Dell's withdrawal from India is the most well-known case illustrating that even if all aspects of it cannot be fully defined in advance, customer experience eventually translates to the bottom line--for good or for ill. There's something jarring and difficult that I've never quite been able to put my finger on about sitting down at the end of a long day and dealing with some poor sleep-deprived third-shift worker in India. It's just as difficult--in a different way--to re-read my 2AM e-mail response to a colleague on the other side of the world over coffee the following morning and wince a la Hunter S. Thompson at how poorly my brain must have been working when I wrote it. It may be true that money never sleeps, but like it not we must.

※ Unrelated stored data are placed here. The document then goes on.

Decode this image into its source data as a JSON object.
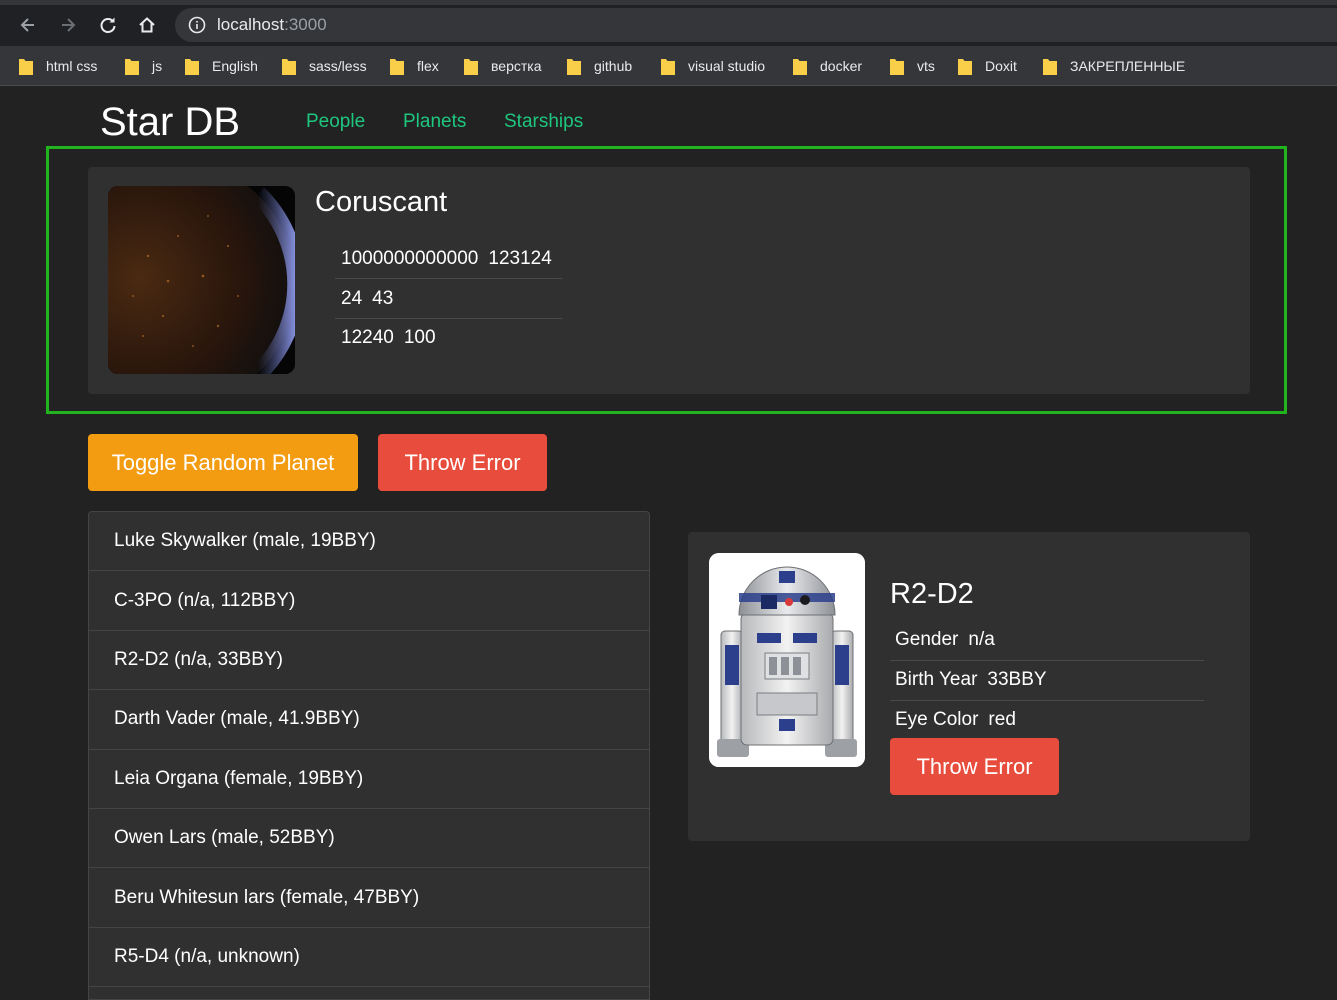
{
  "browser": {
    "url_host": "localhost",
    "url_port": ":3000",
    "bookmarks": [
      "html css",
      "js",
      "English",
      "sass/less",
      "flex",
      "верстка",
      "github",
      "visual studio",
      "docker",
      "vts",
      "Doxit",
      "ЗАКРЕПЛЕННЫЕ"
    ]
  },
  "header": {
    "brand": "Star DB",
    "nav": [
      "People",
      "Planets",
      "Starships"
    ]
  },
  "random_planet": {
    "name": "Coruscant",
    "rows": [
      {
        "label": "1000000000000",
        "value": "123124"
      },
      {
        "label": "24",
        "value": "43"
      },
      {
        "label": "12240",
        "value": "100"
      }
    ]
  },
  "buttons": {
    "toggle_label": "Toggle Random Planet",
    "throw_label": "Throw Error"
  },
  "people_list": [
    "Luke Skywalker (male, 19BBY)",
    "C-3PO (n/a, 112BBY)",
    "R2-D2 (n/a, 33BBY)",
    "Darth Vader (male, 41.9BBY)",
    "Leia Organa (female, 19BBY)",
    "Owen Lars (male, 52BBY)",
    "Beru Whitesun lars (female, 47BBY)",
    "R5-D4 (n/a, unknown)"
  ],
  "person_details": {
    "name": "R2-D2",
    "rows": [
      {
        "label": "Gender",
        "value": "n/a"
      },
      {
        "label": "Birth Year",
        "value": "33BBY"
      },
      {
        "label": "Eye Color",
        "value": "red"
      }
    ],
    "throw_label": "Throw Error"
  },
  "colors": {
    "accent_green": "#1ec67e",
    "warning": "#f39c12",
    "danger": "#e74c3c",
    "frame": "#22b41f"
  }
}
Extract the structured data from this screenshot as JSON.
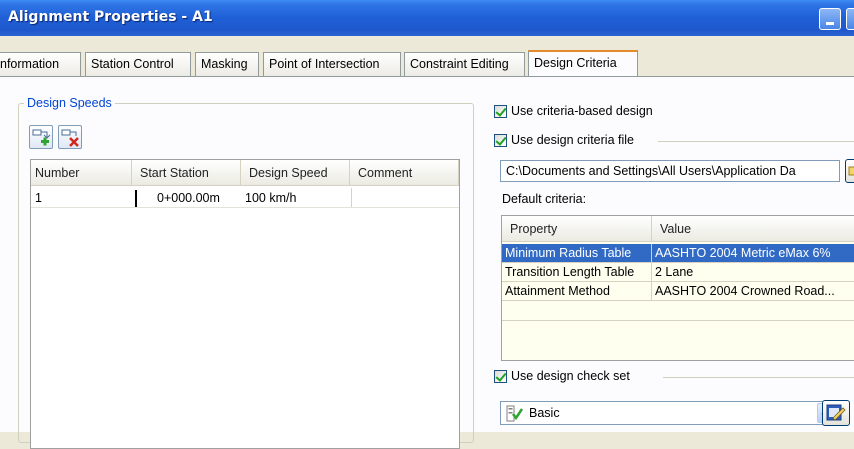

I find the article even more interesting however as a lesson in the increasing fluidity of a global economy and the fundamental uncertainties and complexities of contingent strategic decision-making on such a stage.
Painting with a deliberately broad brush for a moment, I'll assert that difficult-to-revoke choices entailing 'big-bet' consequences tended--in the past--to match the scale of uncertainties with the resources the decision maker had at his or her disposal.
A small business (or her banker) needing to choose a retail location for (say) a bakery has always been able, without much trouble, to scope out the key dimensions of site risk (e.g., sidewalk traffic, local competition, parking, utilities, rent, wage rates for counter help, etc.). By contrast, large multi-national corporations have always been able to afford (whether they chose to or not) to devote several individuals--if not an entire planning department--to analyzing a vast array of long-term economic scenarios and political risks for operating around the globe.
In today's super-connected world however, it's much easier for smaller companies to find themselves making massively risky geopolitical decisions without fully realizing they are doing so and without the ability to assess or the scale and diversity to hedge such decisions. The anecdotes in the WSJ article prove that out.
The point? It's easy to read about globalization and come to the premature conclusion that one is missing out on riches by not plunging in headfirst and surfing a trend that's pervasive. As a friend and former colleague enthusiastically put it to me recently: the future is all about Dubai, Mumbai and Shanghai! That's fine insofar as it goes. This post is not about ignoring globalization but about assessing its complexities and the myriad strategic options it presents with thorough research, appropriate reverence for what is unknowable and sufficient thought about alternatives and contingencies.
Depending on one's business, Dubai, Mumbai and Shanghai may be fine choices--provided one stays aware of (respectively) increasing political and cultural extremism, the aforementioned inflationary flies in the ointment of international wage arbitrage, and the perniciously arbitrary nature of operating in a Communist country.
All may be risks worth taking if one goes in with one's eyes open. Unfortunately some don't. Sound bytes and rumors about the grass being greener make for lousy strategic planning.